Вокруг стола стоят шесть человек в форме эсэсовцев. Конвойный становится у двери, все еще держа в руке револьвер.
— Подойди сюда! Ну!
Мизике берет себя в руки и подходит к человеку с тупым квадратным лицом. Боязливо, быстро осматривается. В комнате нет ничего, кроме стола. На грязном полу клочки бумаги, окурки.
— Как зовут?
— Готфрид Мизике.
— Громче, мразь! И добавлять: «господин унтер-офицер».
— Готфрид Мизике, господин унтер-офицер!
— Еврей?
— Да, господин унтер-офицер!
— Так точно, а не «да».
— Так точно, господин унтер-офицер!
— Коммунист?
— Нет, господин унтер-офицер!
— Врешь, мерзавец!
— Я не коммунист, господин унтер…
Не успел Мизике сообразить, как кто-то из шестерых сжал ему горло, другой схватил за правую руку, повернул и рванул в сторону. Грубым рывком, от которого из груди Мизике вырвался звериный вой, его швыряют на стол. И тут же начинают бить. По ягодицам, по спине, по ногам. Одни удары отдаются звонко, другие падают тяжело, глухо и, как кажется Мизике, приходятся по самым костям. Поначалу он еще мог думать: откуда столько бьющих его людей и где они вдруг взяли орудия для избиения? Но неожиданно тупой удар по крестцу прерывает его мысли. Он кричит, воет… Все яростнее сыплются удары. Он чувствует невыносимую боль в левом боку, и из груди его вырывается безумный, неистовый крик. Удары прекращаются. Мизике лежит ничком, боясь шевельнуться. И только хрипит.
— Убирайся со стола, сволочь!
Мизике хочет слезть и ищет руками опоры. Эсэсовцам это, очевидно, кажется слишком медленным, один из них хватает его за ногу и сдергивает со стола. Мизике еле успевает уцепиться за край доски.
— Повернись! Ты коммунист?
Мизике хочет сказать, объяснить, просить пощады: все же он был два года на фронте, женат, никогда не интересовался политикой, — но звуки застревают в горле. Все так и плывет перед глазами. Спина горит. При малейшем движении страшно колет в левом боку.
— Ну, отвечай! Бродяга!
Мизике только качает головой.
Его снова бросают на стол. Еще не бьют, а он уже вопит. Впивается в стол ногтями, прижимается к нему лицом и исступленно воет. Постепенно вой переходит в стон и жалобное всхлипывание.
— Если не сознаешься, будем бить до смерти!
Перед ним совсем близко искаженное злобой лицо; тыльной стороной руки он вытирает выступившую на губах пену. Мизике готов на все. Только бы перестали бить.
— Ты коммунист?
Мизике кивает.
— Ты хотел дать коммунистам деньги?
Мизике кивает.
— Ион Тецлин должен был устроить связному проезд в Копенгаген?
Мизике кивает.
От страшного удара в лицо Мизике падает на пол.
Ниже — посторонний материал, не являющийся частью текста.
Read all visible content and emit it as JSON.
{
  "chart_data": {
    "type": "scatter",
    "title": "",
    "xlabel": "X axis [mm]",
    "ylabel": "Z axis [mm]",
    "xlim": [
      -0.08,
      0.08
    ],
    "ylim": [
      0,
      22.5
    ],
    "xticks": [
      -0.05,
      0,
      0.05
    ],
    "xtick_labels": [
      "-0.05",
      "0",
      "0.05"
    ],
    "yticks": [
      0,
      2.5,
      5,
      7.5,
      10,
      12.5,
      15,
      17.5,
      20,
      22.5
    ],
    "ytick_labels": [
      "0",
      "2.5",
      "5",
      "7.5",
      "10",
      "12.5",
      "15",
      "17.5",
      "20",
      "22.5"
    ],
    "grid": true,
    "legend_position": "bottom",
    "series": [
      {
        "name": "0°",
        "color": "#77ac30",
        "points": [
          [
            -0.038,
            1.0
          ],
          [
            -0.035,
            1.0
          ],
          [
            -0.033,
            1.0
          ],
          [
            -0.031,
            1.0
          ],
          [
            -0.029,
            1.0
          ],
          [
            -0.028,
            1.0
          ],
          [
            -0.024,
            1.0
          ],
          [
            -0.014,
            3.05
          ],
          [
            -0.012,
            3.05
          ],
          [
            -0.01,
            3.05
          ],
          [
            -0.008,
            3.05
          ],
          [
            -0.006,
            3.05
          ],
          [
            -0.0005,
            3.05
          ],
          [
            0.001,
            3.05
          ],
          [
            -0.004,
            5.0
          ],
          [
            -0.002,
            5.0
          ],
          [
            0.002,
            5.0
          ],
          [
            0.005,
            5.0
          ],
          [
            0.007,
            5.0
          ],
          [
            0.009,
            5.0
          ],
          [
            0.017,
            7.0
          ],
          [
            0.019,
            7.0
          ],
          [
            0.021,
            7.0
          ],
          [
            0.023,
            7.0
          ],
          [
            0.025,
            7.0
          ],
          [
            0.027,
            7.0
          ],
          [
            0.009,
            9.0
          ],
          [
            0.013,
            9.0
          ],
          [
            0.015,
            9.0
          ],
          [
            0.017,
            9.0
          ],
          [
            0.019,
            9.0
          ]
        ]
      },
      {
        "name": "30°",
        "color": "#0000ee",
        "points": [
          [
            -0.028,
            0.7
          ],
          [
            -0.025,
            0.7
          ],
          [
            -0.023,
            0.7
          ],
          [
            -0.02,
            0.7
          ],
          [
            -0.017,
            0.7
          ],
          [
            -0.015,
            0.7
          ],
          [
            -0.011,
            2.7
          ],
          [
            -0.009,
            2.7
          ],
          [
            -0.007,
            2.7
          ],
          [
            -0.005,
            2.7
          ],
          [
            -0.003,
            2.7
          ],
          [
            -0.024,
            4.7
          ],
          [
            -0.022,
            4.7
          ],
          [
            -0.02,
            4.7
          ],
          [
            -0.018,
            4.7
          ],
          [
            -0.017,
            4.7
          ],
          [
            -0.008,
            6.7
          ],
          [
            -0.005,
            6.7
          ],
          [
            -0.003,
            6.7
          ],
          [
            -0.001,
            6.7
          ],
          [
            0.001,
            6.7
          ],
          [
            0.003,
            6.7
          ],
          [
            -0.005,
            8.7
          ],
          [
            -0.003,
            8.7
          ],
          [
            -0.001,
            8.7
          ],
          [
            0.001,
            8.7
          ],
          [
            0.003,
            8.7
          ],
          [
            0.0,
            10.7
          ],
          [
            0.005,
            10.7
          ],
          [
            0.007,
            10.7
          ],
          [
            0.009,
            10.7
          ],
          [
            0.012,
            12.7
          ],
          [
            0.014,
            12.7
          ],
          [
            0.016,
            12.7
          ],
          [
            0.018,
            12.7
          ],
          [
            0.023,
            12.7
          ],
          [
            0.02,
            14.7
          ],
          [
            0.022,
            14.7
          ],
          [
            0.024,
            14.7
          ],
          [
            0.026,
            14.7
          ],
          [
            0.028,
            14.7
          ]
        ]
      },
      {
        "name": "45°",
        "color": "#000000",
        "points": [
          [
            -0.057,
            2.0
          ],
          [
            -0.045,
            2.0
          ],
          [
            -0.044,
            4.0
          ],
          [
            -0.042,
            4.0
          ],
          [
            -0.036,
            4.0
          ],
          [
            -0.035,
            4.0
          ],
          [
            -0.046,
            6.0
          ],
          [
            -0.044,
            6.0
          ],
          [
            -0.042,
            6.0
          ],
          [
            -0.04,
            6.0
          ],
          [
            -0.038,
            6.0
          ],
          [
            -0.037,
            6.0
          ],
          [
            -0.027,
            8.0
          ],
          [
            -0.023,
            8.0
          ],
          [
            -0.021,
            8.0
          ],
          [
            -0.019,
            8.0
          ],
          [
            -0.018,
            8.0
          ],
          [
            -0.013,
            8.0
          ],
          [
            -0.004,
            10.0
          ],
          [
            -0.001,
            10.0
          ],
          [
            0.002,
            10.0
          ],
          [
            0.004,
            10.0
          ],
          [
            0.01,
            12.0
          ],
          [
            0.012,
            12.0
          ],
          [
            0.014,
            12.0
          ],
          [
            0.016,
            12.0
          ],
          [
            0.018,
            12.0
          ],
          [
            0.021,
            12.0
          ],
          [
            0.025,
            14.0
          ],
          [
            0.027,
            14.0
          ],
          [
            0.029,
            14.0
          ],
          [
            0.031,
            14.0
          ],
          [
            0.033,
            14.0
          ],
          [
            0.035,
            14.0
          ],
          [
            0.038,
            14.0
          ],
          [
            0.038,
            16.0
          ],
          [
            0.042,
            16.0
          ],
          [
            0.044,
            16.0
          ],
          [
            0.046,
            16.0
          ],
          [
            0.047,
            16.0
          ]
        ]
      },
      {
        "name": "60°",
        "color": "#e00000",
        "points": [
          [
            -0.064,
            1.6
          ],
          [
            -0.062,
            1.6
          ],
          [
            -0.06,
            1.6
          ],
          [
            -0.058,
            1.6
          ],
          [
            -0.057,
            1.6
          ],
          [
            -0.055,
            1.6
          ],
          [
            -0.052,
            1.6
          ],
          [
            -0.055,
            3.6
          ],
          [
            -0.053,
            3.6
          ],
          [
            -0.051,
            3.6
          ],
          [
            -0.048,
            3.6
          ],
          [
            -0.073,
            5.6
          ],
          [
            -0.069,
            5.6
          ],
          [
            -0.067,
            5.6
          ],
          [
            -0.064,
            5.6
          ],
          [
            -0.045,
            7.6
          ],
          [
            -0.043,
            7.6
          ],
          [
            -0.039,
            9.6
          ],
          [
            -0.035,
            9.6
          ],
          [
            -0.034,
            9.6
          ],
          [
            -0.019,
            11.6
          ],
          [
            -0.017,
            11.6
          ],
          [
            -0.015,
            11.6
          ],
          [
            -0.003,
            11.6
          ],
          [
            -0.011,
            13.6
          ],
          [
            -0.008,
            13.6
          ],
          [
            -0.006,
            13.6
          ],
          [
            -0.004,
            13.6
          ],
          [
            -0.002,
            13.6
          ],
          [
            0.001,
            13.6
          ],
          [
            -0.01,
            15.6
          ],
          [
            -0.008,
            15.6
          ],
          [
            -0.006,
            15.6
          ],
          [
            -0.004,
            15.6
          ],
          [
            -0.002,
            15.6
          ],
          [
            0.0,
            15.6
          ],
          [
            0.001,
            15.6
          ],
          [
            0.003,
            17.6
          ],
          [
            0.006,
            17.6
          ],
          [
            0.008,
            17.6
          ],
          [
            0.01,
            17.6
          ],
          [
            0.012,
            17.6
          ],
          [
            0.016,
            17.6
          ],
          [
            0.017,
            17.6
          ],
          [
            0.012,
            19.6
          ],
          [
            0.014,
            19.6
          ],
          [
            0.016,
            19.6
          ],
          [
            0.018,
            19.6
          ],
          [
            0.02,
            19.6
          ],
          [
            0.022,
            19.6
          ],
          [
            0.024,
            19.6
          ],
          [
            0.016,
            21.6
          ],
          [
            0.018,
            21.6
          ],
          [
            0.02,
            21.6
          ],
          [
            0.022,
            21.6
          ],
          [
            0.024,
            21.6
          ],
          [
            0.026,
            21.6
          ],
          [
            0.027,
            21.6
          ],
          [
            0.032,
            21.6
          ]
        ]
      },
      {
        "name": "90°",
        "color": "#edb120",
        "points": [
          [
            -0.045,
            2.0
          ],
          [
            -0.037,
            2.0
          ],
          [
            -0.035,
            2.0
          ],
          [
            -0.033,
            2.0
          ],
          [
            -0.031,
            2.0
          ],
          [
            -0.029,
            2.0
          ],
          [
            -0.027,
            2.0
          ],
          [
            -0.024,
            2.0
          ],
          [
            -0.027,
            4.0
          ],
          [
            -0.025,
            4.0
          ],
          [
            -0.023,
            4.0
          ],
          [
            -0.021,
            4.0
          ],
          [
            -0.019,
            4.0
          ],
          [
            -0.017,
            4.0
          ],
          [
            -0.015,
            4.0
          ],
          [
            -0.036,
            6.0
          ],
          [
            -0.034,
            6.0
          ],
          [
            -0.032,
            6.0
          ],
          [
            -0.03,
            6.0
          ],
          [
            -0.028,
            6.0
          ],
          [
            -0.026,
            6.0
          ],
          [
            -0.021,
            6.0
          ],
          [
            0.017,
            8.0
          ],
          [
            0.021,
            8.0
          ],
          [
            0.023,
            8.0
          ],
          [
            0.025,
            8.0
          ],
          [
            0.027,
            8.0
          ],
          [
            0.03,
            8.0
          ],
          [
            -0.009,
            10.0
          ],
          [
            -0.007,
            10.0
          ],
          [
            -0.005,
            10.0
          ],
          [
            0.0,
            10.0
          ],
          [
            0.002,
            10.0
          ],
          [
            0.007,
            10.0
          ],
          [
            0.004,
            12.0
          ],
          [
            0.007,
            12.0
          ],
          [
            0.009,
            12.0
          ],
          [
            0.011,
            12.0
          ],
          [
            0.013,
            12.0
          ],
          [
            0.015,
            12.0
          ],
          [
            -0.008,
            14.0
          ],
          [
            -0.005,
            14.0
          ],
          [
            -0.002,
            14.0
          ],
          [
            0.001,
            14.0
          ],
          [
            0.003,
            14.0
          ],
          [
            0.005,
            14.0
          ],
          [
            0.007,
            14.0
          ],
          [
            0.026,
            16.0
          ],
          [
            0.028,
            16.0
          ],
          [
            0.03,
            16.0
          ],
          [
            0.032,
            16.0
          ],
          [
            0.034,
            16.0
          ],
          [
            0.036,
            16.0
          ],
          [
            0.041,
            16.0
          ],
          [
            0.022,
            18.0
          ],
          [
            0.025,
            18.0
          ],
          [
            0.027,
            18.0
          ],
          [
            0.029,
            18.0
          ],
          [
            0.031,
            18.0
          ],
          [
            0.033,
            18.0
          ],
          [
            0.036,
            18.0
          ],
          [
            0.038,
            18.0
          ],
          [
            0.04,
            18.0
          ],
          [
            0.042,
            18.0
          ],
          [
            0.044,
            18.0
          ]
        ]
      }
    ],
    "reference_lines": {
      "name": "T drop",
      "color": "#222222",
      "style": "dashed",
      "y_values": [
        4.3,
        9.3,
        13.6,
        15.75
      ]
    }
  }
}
— Зачем же ты, собака, раньше лгал?
Не заботясь больше о потерявшем сознание, эсэсовцы выходят из комнаты. Плети и квадратную ножку от стола прячут за дверь. Штурмовик с револьвером, прислонившись к косяку двери, глядит им вслед.
— Таких я бы драл по дюжине в день.
— Вот уж нужно правду сказать, Родебек был не чета этому. Того мы целый час допрашивали: Курт, Альвин, Отто, я, — и он не сказал ни слова. Даже ни разу не крикнул. Характер у малого! Железо!
— А ведь у самого кровь изо рта хлынула! Фанатик! Дикий фанатик!
— А Карстен или Корстен, как его там?.. Вот тоже молодец был. Шенкеру заехал прямо в рожу. Тот с удовольствием отправил бы его на тот свет.
— Да, там есть крепкие ребята. Нам бы таких не мешало. А слезливую тварь, как этот еврей, надо сечь, пока не издохнет!
Продолжая разговаривать в том же духе, эсэсовцы из отряда особого назначения доходят до караульной — комнаты в конце коридора. Штурмфюрер Курт Дузеншен входит первым. Кругленькая, упитанная, девушка лет двадцати, чересчур полногрудая, с белокурыми завитушками, сидит за длинным столом перед пишущей машинкой. Она встречает вошедших вопросом:
— Ну, что, сознался?
— Понятно, сознался. И со страху в штаны наклал!
Дузеншен делает официальное лицо и приказывает:
— Надо немедленно составить донесение наверх. Кауфман хочет лично присутствовать при допросе Торстена и Тецлина. Это — важные преступники.
Девушка заправляет в машинку бумагу и подкладывает под себя два толстых справочника. Эсэсовцы тут же: кто стоит, кто сидит на пустом столе или на подоконнике.
— Чья это, собственно, работа? — спрашивает кто-то.